Blindspotting is a mess that is likely to lessen in your mind as soon as it’s over, even if you may be utterly absorbed in it in the moment (which I often was). A lot of it is provocation which belies a lack of a real message, or story turns that feel unearned even in the heightened context the movie establishes. But there is undeniable craft here, and an impossible-to-ignore signal that everyone involved in the project deserves attention going forward. What does work is strong, sometimes powerful.
Hamilton’s Daveed Diggs plays Collin, a moving company worker trying to keep his head down during his final three days of probation. This proves difficult after witnessing a late-night police shooting of another black man makes the racial injustices and contradictions of living in modern-day Oakland impossible for Collin to ignore. The movie was initially billed simply as “A buddy comedy in a world that won’t let it be one,” and Collin’s trauma-driven distress induces friction between him and his longtime best friend and co-worker Miles (Rafael Casal), a white guy who acts far more stereotypically “black” than he does.
Diggs and Casal, friends and frequent artistic collaborators in real life, wrote the screenplay together. Both Oakland natives, they bring a tremendous amount of verisimilitude to the film’s picture of the war gentrification wages on Oakland, historically a cradle of black culture, activism, and revolution. While the movie can’t quite build its assorted parts into a definitive picture, those constituents are blistering, sometimes harrowing experiences on their own. Standouts include a dream sequence in which Collin is in court, with Miles as his beat-rhyming attorney, 12 black men murdered by police as his jury, and the officer he saw shoot a man as his judge—the sound of the gavel banging is not wood-on-wood but gunshots.

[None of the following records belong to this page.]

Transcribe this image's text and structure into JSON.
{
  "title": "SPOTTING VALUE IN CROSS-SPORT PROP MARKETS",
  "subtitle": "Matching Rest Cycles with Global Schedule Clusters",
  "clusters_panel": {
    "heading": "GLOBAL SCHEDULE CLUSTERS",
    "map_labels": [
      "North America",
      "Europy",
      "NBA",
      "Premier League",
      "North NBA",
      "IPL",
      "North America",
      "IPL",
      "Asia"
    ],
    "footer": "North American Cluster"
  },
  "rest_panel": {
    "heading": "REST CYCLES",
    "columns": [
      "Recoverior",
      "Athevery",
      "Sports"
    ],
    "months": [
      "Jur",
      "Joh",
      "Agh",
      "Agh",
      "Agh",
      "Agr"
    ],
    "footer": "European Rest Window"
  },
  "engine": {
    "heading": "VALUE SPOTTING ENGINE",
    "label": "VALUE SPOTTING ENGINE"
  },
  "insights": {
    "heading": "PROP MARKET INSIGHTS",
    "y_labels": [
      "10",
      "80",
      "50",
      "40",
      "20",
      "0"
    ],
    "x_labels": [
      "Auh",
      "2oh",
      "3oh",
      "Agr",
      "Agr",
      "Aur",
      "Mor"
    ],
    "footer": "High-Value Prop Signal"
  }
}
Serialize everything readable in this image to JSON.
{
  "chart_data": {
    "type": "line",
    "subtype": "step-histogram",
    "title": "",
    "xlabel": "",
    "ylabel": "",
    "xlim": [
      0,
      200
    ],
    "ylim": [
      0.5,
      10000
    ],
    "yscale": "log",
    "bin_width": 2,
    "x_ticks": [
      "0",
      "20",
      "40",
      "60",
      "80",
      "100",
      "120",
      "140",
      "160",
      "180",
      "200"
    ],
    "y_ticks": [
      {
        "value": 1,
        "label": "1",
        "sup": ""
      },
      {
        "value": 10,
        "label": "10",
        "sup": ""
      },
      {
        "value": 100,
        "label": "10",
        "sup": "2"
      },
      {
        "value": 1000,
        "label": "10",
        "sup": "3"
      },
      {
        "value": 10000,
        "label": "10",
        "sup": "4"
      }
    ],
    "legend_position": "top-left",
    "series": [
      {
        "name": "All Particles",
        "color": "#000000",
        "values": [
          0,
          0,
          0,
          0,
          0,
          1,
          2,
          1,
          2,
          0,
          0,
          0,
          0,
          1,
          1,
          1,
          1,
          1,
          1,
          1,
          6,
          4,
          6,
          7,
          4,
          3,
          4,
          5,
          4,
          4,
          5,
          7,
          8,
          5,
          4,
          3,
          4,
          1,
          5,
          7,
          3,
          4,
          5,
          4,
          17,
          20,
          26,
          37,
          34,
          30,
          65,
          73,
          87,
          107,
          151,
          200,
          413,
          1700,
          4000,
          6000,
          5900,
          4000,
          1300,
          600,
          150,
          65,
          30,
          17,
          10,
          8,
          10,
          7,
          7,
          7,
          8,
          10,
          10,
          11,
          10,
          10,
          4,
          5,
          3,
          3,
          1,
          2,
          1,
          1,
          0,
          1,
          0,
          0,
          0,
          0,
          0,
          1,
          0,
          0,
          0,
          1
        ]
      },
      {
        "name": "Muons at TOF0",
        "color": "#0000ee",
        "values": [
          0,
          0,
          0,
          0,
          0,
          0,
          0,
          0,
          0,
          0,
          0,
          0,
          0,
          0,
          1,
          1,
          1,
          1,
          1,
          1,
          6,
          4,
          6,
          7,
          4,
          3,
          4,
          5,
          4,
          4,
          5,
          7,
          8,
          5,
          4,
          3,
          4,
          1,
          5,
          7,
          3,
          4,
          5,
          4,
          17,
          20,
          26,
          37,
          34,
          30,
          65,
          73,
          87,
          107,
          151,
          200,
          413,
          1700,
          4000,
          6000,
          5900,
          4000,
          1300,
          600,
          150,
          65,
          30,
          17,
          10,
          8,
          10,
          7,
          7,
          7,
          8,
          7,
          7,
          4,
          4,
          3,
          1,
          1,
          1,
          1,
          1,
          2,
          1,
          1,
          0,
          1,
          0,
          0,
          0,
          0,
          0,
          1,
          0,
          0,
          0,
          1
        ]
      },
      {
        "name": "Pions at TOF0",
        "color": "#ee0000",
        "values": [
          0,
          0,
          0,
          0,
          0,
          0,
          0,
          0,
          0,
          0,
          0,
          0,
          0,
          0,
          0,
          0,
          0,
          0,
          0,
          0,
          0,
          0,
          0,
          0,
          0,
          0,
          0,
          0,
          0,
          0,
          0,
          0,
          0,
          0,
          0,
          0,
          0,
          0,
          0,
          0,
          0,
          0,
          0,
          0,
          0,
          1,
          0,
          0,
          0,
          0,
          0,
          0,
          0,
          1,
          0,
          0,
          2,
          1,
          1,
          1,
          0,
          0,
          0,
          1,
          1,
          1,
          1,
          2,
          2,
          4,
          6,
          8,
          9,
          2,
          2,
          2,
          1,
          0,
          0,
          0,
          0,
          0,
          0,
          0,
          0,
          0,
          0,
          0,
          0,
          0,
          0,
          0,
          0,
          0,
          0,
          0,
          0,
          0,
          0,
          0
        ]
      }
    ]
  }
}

Collin and Miles’ job takes them around the city, carving out many interesting slices of life, and Diggs and Casal have enormous comedic chemistry together. Diggs, initially the more low-key of the two, reveals deepening reserves of anger and contemplative sadness as the movie progresses. Casal plays a character who could easily be a ridiculous cartoon as, well, a ridiculous but convincing human being.
Around two thirds of the way in, an abrupt turn puts a dead stop to all jokes. Carlos López Estrada handles the shift well, and can put his high-energy cutting just as easily in the service of intense, uncomfortable danger as he can lighthearted on-the-town adventure. Estrada guides the movie over the particularly rough patches of the script (such as a scene which explicitly tells the audience what the title means, and then insists on underlining how it relates to the themes in case we don’t get it), and is the main reason it holds together even as it becomes apparent that the story has a lot of smart observations but no cohesion. Clumsy though it may be, Blindspotting is a ride worth taking.
Blindspotting premiered at the 2018 Sundance Film Festival.